South African civil society organisation

The Council for the Advancement of the South African Constitution (CASAC) is a South African civil society organisation that aims to promote progressive constitutionalism and the advancement of constitutional democracy. Founded in September 2010, it engages in strategic public interest litigation, research, and public advocacy.

== Foundation ==
CASAC was launched during an event at Liliesleaf Farm in Rivonia on 16 September 2010. According to its founders, the idea for the organisation was born at a dinner between Kader Asmal, Geoff Budlender, Mamphela Ramphele, and Richard Calland in Cape Town in 2009, and the organisation incubated at Calland's Democratic Governance and Rights Unit, based at the University of Cape Town, until its official launch.

CASAC's founding advisory council comprised 33 lawyers, activists, and academics, including Budlender, Calland, Cathi Albertyn, Pierre de Vos, Adam Habib, Frene Ginwala, Mazibuko Jara, Tshepo Madlingozi, Lawson Naidoo, Tembeka Ngcukaitobi, Vusi Pikoli, Wim Trengove, and Hugh Corder. Its founding chairman was Sipho Pityana, who introduced the organisation at Liliesleaf with a speech warning against "a conservative assault on the constitution from the very powerful in our society".

Founded at an early stage of Jacob Zuma's presidency, CASAC became particularly active in advocacy around political corruption and judicial appointments. In March 2011, Zuma's government released an official press statement questioning CASAC's "intentions" and criticizing its "insinuations that South Africa is nearing... a dysfunctional state".

== Litigation ==
In addition to serving as amicus curiae in various cases, CASAC has brought major lawsuits against government defendants, notably including Corruption Watch v President, on the independence of the National Prosecuting Authority.

== Governance ==
CASAC is led by an executive committee and advisory council. Its current heads are chairperson Russel Ally and executive secretary Lawson Naidoo.

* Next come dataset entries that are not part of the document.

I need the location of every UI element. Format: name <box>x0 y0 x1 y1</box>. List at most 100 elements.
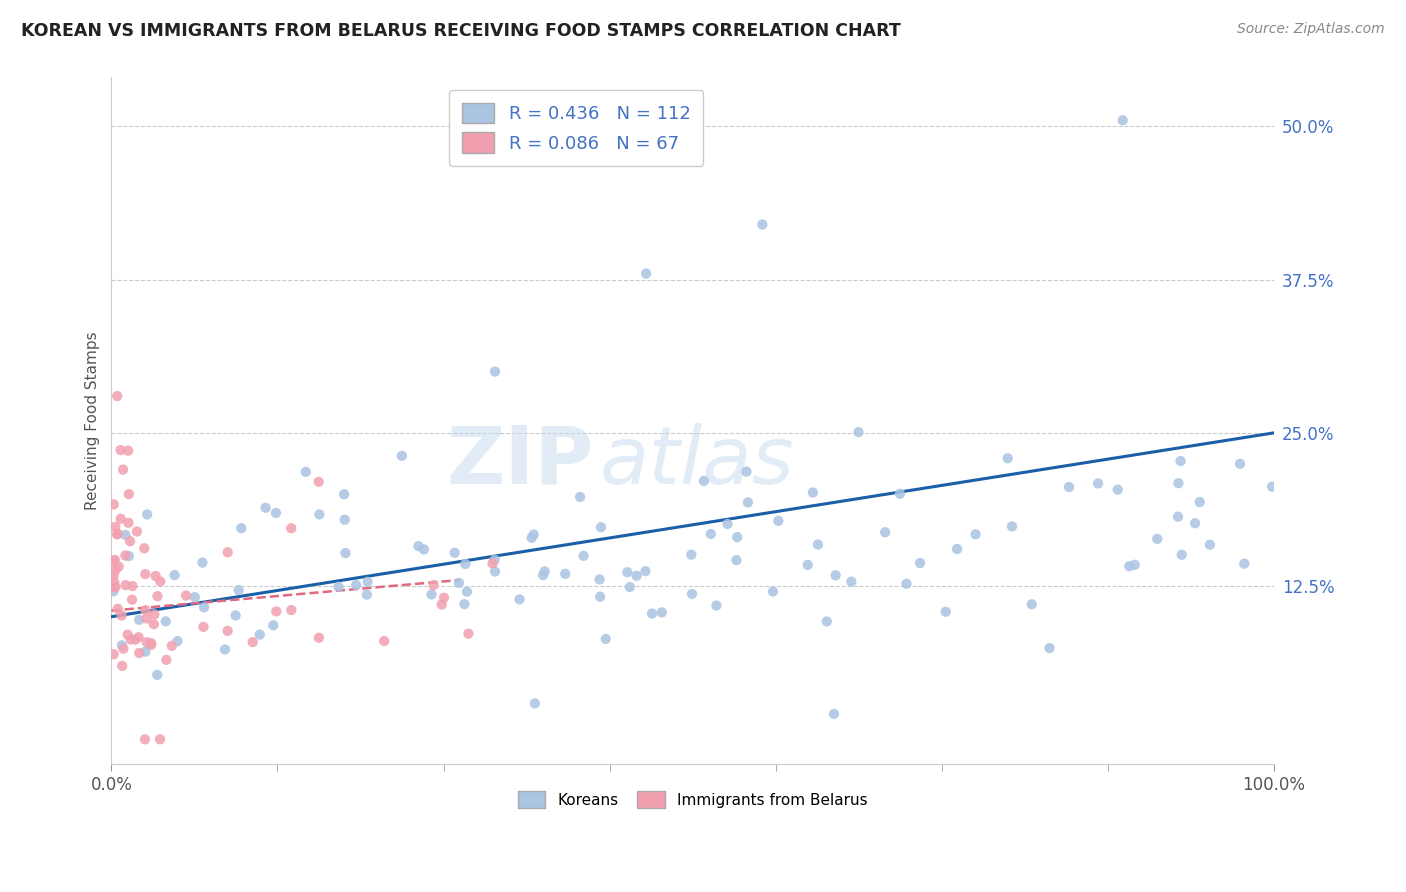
Point <box>875 525 897 540</box>
Point <box>824 568 846 582</box>
Point <box>1057 480 1080 494</box>
Point <box>128 613 150 627</box>
Point <box>134 645 156 659</box>
Point <box>193 600 215 615</box>
Point <box>1188 495 1211 509</box>
Point <box>1038 641 1060 656</box>
Point <box>422 578 444 592</box>
Point <box>117 627 139 641</box>
Point <box>737 495 759 509</box>
Point <box>114 549 136 563</box>
Point <box>908 556 931 570</box>
Point <box>616 566 638 580</box>
Point <box>997 451 1019 466</box>
Point <box>103 584 125 599</box>
Point <box>139 636 162 650</box>
Text: Source: ZipAtlas.com: Source: ZipAtlas.com <box>1237 22 1385 37</box>
Point <box>965 527 987 541</box>
Point <box>896 576 918 591</box>
Point <box>481 557 503 571</box>
Point <box>807 537 830 551</box>
Point <box>114 528 136 542</box>
Point <box>112 641 135 656</box>
Point <box>135 611 157 625</box>
Point <box>134 567 156 582</box>
Point <box>135 635 157 649</box>
Point <box>619 580 641 594</box>
Point <box>1001 519 1024 533</box>
Point <box>572 549 595 563</box>
Point <box>295 465 318 479</box>
Point <box>935 605 957 619</box>
Point <box>447 575 470 590</box>
Point <box>1146 532 1168 546</box>
Point <box>242 635 264 649</box>
Point <box>1170 454 1192 468</box>
Point <box>356 574 378 589</box>
Y-axis label: Receiving Food Stamps: Receiving Food Stamps <box>86 331 100 510</box>
Point <box>266 604 288 618</box>
Point <box>589 520 612 534</box>
Point <box>134 732 156 747</box>
Point <box>104 563 127 577</box>
Point <box>280 521 302 535</box>
Point <box>117 443 139 458</box>
Point <box>333 513 356 527</box>
Point <box>453 597 475 611</box>
Point <box>533 565 555 579</box>
Point <box>110 443 132 458</box>
Point <box>103 647 125 661</box>
Point <box>124 632 146 647</box>
Point <box>569 490 592 504</box>
Point <box>484 565 506 579</box>
Point <box>120 632 142 647</box>
Point <box>107 526 129 541</box>
Point <box>118 487 141 501</box>
Point <box>1233 557 1256 571</box>
Point <box>128 630 150 644</box>
Point <box>107 559 129 574</box>
Point <box>841 574 863 589</box>
Point <box>136 508 159 522</box>
Point <box>531 568 554 582</box>
Point <box>184 590 207 604</box>
Point <box>121 592 143 607</box>
Point <box>408 539 430 553</box>
Point <box>716 516 738 531</box>
Point <box>111 658 134 673</box>
Point <box>1229 457 1251 471</box>
Point <box>1167 509 1189 524</box>
Point <box>634 564 657 578</box>
Point <box>217 624 239 638</box>
Point <box>103 568 125 582</box>
Point <box>225 608 247 623</box>
Point <box>110 511 132 525</box>
Point <box>231 521 253 535</box>
Point <box>160 639 183 653</box>
Point <box>641 607 664 621</box>
Point <box>308 631 330 645</box>
Point <box>725 530 748 544</box>
Point <box>166 634 188 648</box>
Point <box>430 598 453 612</box>
Point <box>554 566 576 581</box>
Point <box>107 602 129 616</box>
Point <box>457 626 479 640</box>
Point <box>149 574 172 589</box>
Point <box>651 606 673 620</box>
Point <box>626 569 648 583</box>
Point <box>815 615 838 629</box>
Point <box>121 579 143 593</box>
Point <box>356 588 378 602</box>
Point <box>142 617 165 632</box>
Point <box>104 520 127 534</box>
Point <box>1199 538 1222 552</box>
Point <box>588 573 610 587</box>
Point <box>520 531 543 545</box>
Point <box>595 632 617 646</box>
Point <box>111 608 134 623</box>
Point <box>191 556 214 570</box>
Point <box>1167 476 1189 491</box>
Legend: Koreans, Immigrants from Belarus: Koreans, Immigrants from Belarus <box>512 785 873 814</box>
Point <box>1118 559 1140 574</box>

In the financial year ending February 2023, CASAC was founded by some R3.3 million in grants and donations. Major donors included ABSA, the Millennium Trust, the Sigrid Rausing Trust, the Oppenheimer Memorial Trust, and the Royal Netherlands Embassy.

== Controversy ==
In 2017, several civil society activists – including the directors of Equal Education, Ndifuna Ukwazi, the Social Justice Coalition, and the Treatment Action Campaign – wrote a letter to the CASAC chairperson raising concerns that two prominent co-founders and executive members of CASAC, Richard Calland and Lawson Naidoo, faced a conflict of interest due to their concurrent roles in a private consulting firm called the Paternoster Group. The Paternoster Group was co-founded by a Lonmin executive and retained several corporate clients which had been accused of involvement in corruption, and the activists suggested that Naidoo and Calland used CASAC to promote their private consulting business.